METHODS: Potential study participants were contacted via various medical and special library listservs. Participation was limited to health science information professionals, including paraprofessionals. Using SurveyMonkey, study participants first completed a modified version of the Copenhagen Burnout Inventory (CBI) and then were asked about their general experiences with burnout, what, if anything, they are doing to relieve stress or prevent burnout, and demographic questions to quantify their results with others in similar settings, age ranges, and experience levels.
RESULTS: 497 responses were recorded. Of these, 41 respondents did not complete enough of the survey to be counted, bringing the total number of usable surveys to 456. 179 participants reported an overall level of burnout.
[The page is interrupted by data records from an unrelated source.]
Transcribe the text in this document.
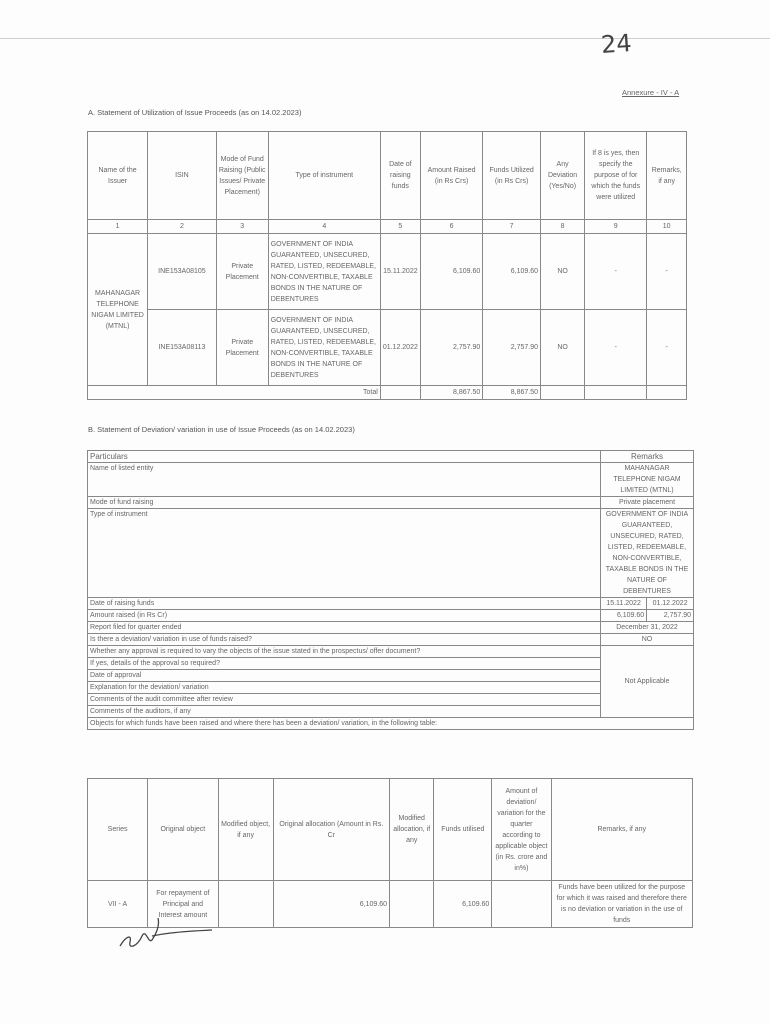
24
Annexure - IV - A
A. Statement of Utilization of Issue Proceeds (as on 14.02.2023)
Name of the Issuer	ISIN	Mode of Fund Raising (Public Issues/ Private Placement)	Type of instrument	Date of raising funds	Amount Raised (in Rs Crs)	Funds Utilized (in Rs Crs)	Any Deviation (Yes/No)	If 8 is yes, then specify the purpose of for which the funds were utilized	Remarks, if any
1	2	3	4	5	6	7	8	9	10
MAHANAGAR TELEPHONE NIGAM LIMITED (MTNL)	INE153A08105	Private Placement	GOVERNMENT OF INDIA GUARANTEED, UNSECURED, RATED, LISTED, REDEEMABLE, NON-CONVERTIBLE, TAXABLE BONDS IN THE NATURE OF DEBENTURES	15.11.2022	6,109.60	6,109.60	NO	-	-
	INE153A08113	Private Placement	GOVERNMENT OF INDIA GUARANTEED, UNSECURED, RATED, LISTED, REDEEMABLE, NON-CONVERTIBLE, TAXABLE BONDS IN THE NATURE OF DEBENTURES	01.12.2022	2,757.90	2,757.90	NO	-	-
Total					8,867.50	8,867.50			
B. Statement of Deviation/ variation in use of Issue Proceeds (as on 14.02.2023)
Particulars	Remarks	
Name of listed entity	MAHANAGAR TELEPHONE NIGAM LIMITED (MTNL)	
Mode of fund raising	Private placement	
Type of instrument	GOVERNMENT OF INDIA GUARANTEED, UNSECURED, RATED, LISTED, REDEEMABLE, NON-CONVERTIBLE, TAXABLE BONDS IN THE NATURE OF DEBENTURES	
Date of raising funds	15.11.2022	01.12.2022
Amount raised (in Rs Cr)	6,109.60	2,757.90
Report filed for quarter ended	December 31, 2022	
Is there a deviation/ variation in use of funds raised?	NO	
Whether any approval is required to vary the objects of the issue stated in the prospectus/ offer document?	Not Applicable	
If yes, details of the approval so required?		
Date of approval		
Explanation for the deviation/ variation		
Comments of the audit committee after review		
Comments of the auditors, if any		
Objects for which funds have been raised and where there has been a deviation/ variation, in the following table:		
Series	Original object	Modified object, if any	Original allocation (Amount in Rs. Cr	Modified allocation, if any	Funds utilised	Amount of deviation/ variation for the quarter according to applicable object (in Rs. crore and in%)	Remarks, if any
VII - A	For repayment of Principal and Interest amount		6,109.60		6,109.60		Funds have been utilized for the purpose for which it was raised and therefore there is no deviation or variation in the use of funds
Using average CBI scores, we determined that 117 of those reporting burnout had scores suggested at least a moderate level of burnout. 41.88% of these scored at the significant level of burnout or higher. 5 participants or 1.14% reported not feeling burned out scored at the moderate or significant level in the CBI. Of those scoring at least moderate in the CBI (n=143), 52.45% were from an academic environment and 62.22% had 15 or less years of experience. The participants with the highest CBI averages (n=26) had very little in common among their reasons for burnout or demographics.
CONCLUSIONS: Are health information professionals burned out? Research shows that burnout has been a theme in librarianship literature since the early 1980s. Public, academic, school, and special library journals have published articles on recognizing signs of burnout, preventing burnout in the workplace, and ways to combat burnout in librarians and information professionals. However, there is limited research to determine the number of librarians and information professionals experiencing burnout. This study helps to determine the level of burnout health information professionals are experiencing, and in the future, may help librarians and other information professionals find ways to prevent burnout.